HUION
- Industry: Graphics tablet
- Founded: 2011; 15 years ago
- Founder: Henry Xu
- Headquarters: Shenzhen
- Area served: Worldwide
- Products: Digital ink devices
- Owner: Huion Trend
- Website: www.huion.com

= HUION =

China-based graphics tablet brand

HUION (绘王) is a Chinese pen tablet display brand founded in 2011 by Henry Xu. It is owned by Huion Trend (short for Shenzhen Huion Trend Technology Co., Ltd., formerly known as Huion Animation). It mainly manufactures drawing tablets and pen displays. It also produces digital notebooks. The brand's tablet devices are usually economical, and it developed a stylus technology called PenTech. In addition, it also owns and operates the HuionTablet app.

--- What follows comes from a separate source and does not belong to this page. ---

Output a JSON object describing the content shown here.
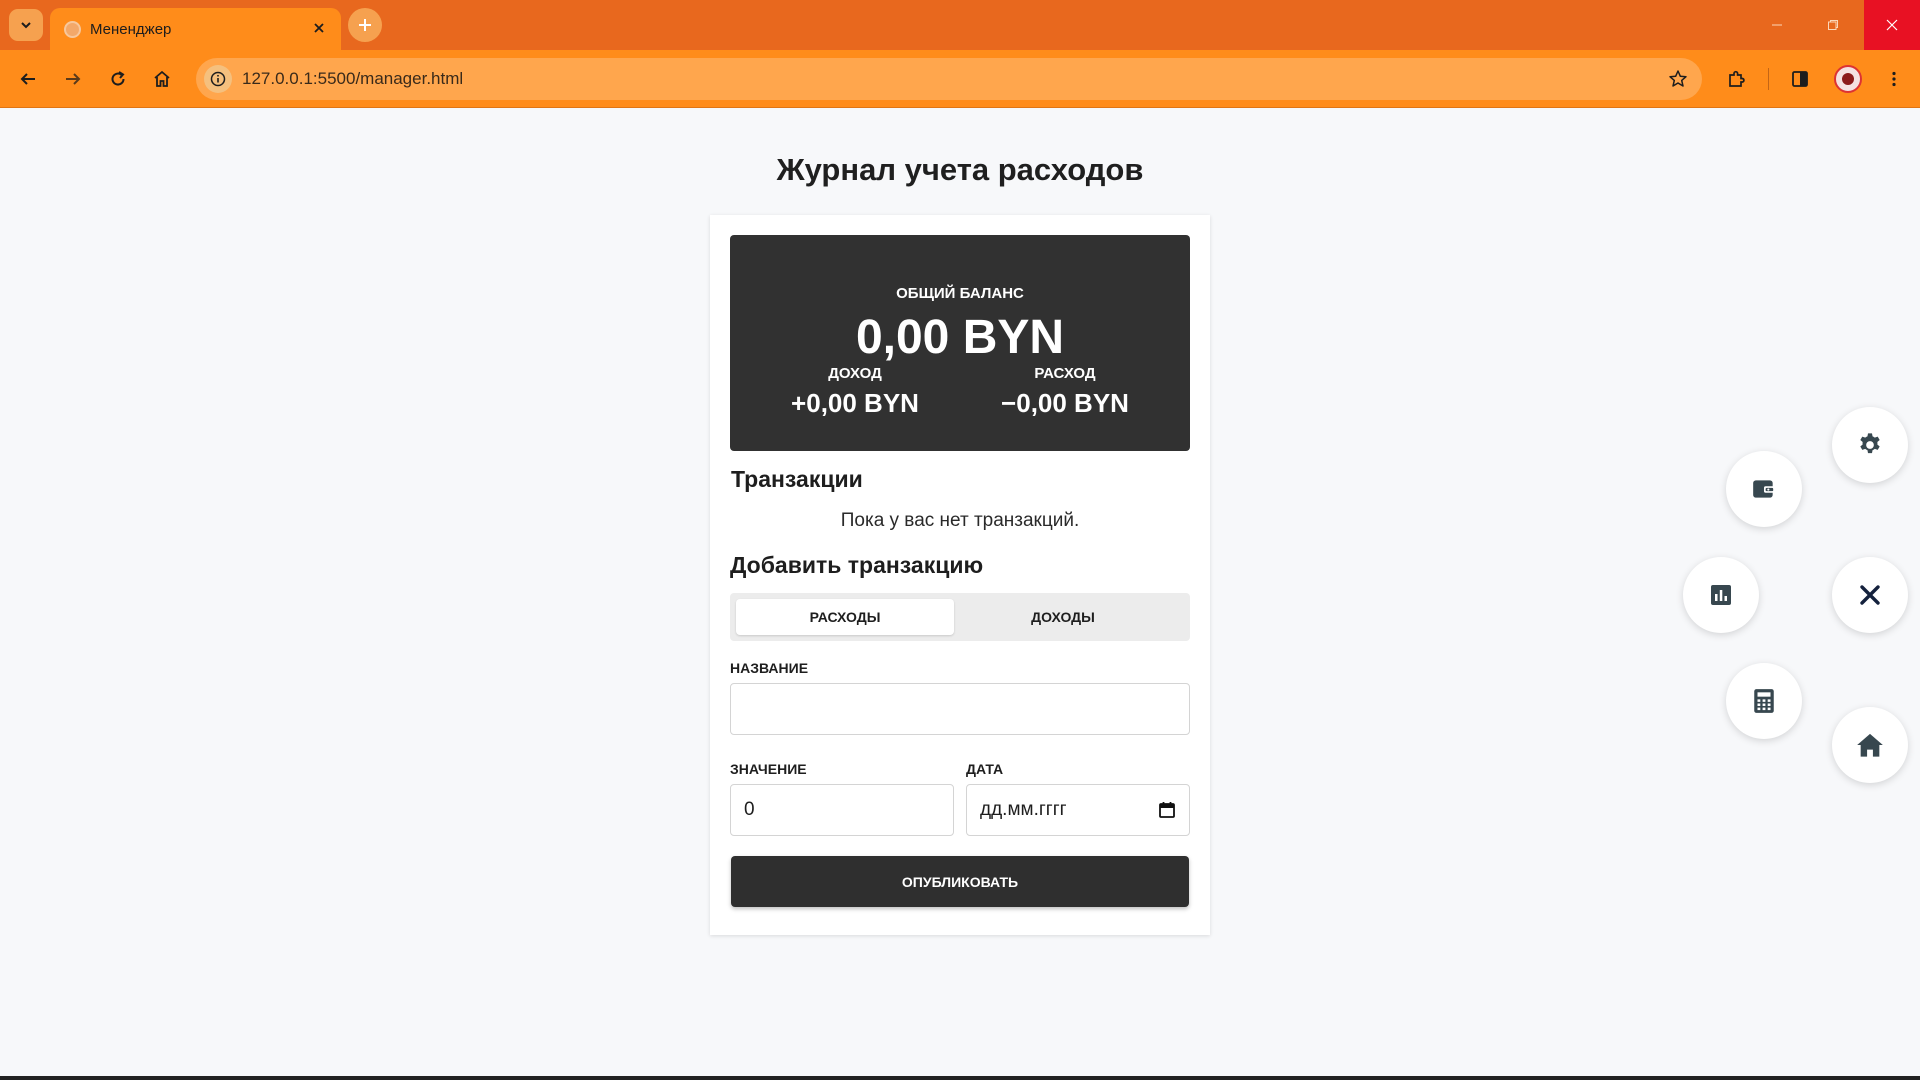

HUION specializes in the production of drawing tablets. Its tablet products are suitable for beginners, as well as professionals. The Kamvas and Inspiroy series are the representative products of the brand. Headquartered in Shenzhen, its products are also available in overseas markets such as the US, Singapore, and Indonesia.

HUION is seen as a competitor to Wacom, and they respectively occupy the mid-range and higher-end markets of graphics tablet. In July 2021, the brand released the Kamvas Pro 24. As of November 2022, it had more than 10 million users.

== Compatibility ==
Most HUION products have official drivers only for Windows and MacOS, however newer lineups such as the Kamvas and the Kamvas Pro graphics tablets also include official Linux drivers.

==History==
HUION entered the graphics tablet industry in 2011. In 2014, its first light pad product was introduced. In 2017, the brand entered the Bangladeshi market. In 2019, it made a foray into Japan. In the same year, the Kamvas Pro 22 became available.

In 2021, HUION launched the Kamvas 16. In July 2022, its owner's name was changed from Huion Animation to Huion Trend. In January 2023, the brand rolled out the Kamvas Studio 16 and Kamvas Studio 24.

In January 2024, HUION attended CES in Las Vegas, where it showcased the Kamvas Pro 27 and Kamvas Pro 19 display tablets. The two products were initially launched in China on December 15, 2023.

From April to December 2025, HUION sequentially released the Kamvas Slate 11 & 13, the third-generation edition of the Kamvas Pro 24, as well as the Kamvas Pro 27 (144Hz) pen display. In March 2026, it introduced the Kamvas 22 (Gen 3).